[I18n-sig] Re: [Python-Dev] Unicode debate

Paul Prescod paul@prescod.net
Sat, 29 Apr 2000 09:18:05 -0500


Guido van Rossum wrote:
> 
> [Paul Prescod]
> > I think that maybe an important point is getting lost here. I could be
> > wrong, but it seems that all of this emphasis on encodings is misplaced.
> 
> In practical applications that manipulate text, encodings creep up all
> the time.  

I'm not saying that encodings are unimportant. I'm saying that that they
are *different* than what Fredrik was talking about. He was talking
about a coherent logical model for characters and character strings
based on the conventions of more modern languages and systems than C and
Python.

> > How can we
> > make the transition to a "binary goops are not strings" world easiest?
> 
> I'm afraid that's a bigger issue than we can solve for Python 1.6.

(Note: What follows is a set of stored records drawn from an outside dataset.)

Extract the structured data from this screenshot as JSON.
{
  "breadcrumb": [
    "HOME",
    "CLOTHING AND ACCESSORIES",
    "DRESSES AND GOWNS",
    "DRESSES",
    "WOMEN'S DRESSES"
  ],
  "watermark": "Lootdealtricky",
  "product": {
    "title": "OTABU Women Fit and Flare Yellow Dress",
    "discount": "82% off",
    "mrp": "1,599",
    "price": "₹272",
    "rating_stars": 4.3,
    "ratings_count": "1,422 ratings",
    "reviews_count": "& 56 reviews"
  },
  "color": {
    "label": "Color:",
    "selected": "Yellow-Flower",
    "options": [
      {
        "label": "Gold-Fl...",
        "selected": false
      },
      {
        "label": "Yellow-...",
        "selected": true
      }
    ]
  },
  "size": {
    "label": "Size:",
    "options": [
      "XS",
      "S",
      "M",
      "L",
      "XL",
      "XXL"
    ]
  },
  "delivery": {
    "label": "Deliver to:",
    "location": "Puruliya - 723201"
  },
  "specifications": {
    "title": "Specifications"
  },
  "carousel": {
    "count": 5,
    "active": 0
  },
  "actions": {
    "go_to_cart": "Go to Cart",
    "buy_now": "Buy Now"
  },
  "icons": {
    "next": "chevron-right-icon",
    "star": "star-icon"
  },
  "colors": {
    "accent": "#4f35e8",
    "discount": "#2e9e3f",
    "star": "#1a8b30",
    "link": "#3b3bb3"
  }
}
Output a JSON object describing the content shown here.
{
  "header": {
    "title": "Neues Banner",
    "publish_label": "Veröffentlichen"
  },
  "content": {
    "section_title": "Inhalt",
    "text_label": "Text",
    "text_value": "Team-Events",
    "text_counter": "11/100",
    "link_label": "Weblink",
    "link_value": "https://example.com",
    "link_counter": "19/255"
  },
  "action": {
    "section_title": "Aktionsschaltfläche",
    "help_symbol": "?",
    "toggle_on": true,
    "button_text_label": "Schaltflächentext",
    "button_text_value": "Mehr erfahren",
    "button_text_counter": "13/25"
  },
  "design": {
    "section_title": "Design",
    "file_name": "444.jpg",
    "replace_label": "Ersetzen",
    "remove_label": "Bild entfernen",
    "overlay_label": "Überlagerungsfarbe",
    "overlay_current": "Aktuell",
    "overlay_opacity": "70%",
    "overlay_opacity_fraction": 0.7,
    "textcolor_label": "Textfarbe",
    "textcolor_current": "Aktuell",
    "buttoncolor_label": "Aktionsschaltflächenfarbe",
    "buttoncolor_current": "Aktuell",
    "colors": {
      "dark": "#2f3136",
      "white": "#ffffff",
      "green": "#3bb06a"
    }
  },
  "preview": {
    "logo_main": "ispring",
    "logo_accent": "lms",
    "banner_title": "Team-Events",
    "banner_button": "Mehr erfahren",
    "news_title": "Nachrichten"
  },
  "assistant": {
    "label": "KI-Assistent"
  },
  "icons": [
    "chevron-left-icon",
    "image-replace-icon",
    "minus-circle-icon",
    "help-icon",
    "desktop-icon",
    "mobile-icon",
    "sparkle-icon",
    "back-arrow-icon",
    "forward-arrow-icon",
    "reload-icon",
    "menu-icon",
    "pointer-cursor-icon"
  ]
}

I understand that we can't fix the problem now. I just think that we
shouldn't go out of our ways to make it worst.

If we make byte-array strings "magically" cast themselves into
character-strings, people will expect that behavior forever.

> > It doesn't meet the definition of string used in the Unicode spec., nor
> > in XML, nor in Java, nor at the W3C nor in most other up and coming
> > specifications.
> 
> OK, so that's a good indication of where you're coming from.  Maybe
> you should spend a little more time in the trenches and a little less
> in standards bodies.  Standards are good, but sometimes disconnected
> from reality (remember ISO networking? :-).

As far as I know, XML and Java are used a fair bit in the real
world...even somewhat in Asia. In fact, there is a book titled "XML and
Java" written by three Japanese men.

> And this is exactly why encodings will remain important: entities
> encoded in ISO-2022-JP have no compelling reason to be recoded
> permanently into ISO10646, and there are lots of forces that make it
> convenient to keep it encoded in ISO-2022-JP (like existing tools).

You cannot recode an ISO-2022-JP document into ISO10646 because 10646 is
a character *set* and not an encoding. ISO-2022-JP says how you should
represent characters in terms of bits and bytes. ISO10646 defines a
mapping from integers to characters.

They are both important, but separate. I think that this automagical
re-encoding conflates them.

-- 
 Paul Prescod  - ISOGEN Consulting Engineer speaking for himself
It's difficult to extract sense from strings, but they're the only
communication coin we can count on. 
	- http://www.cs.yale.edu/~perlis-alan/quotes.html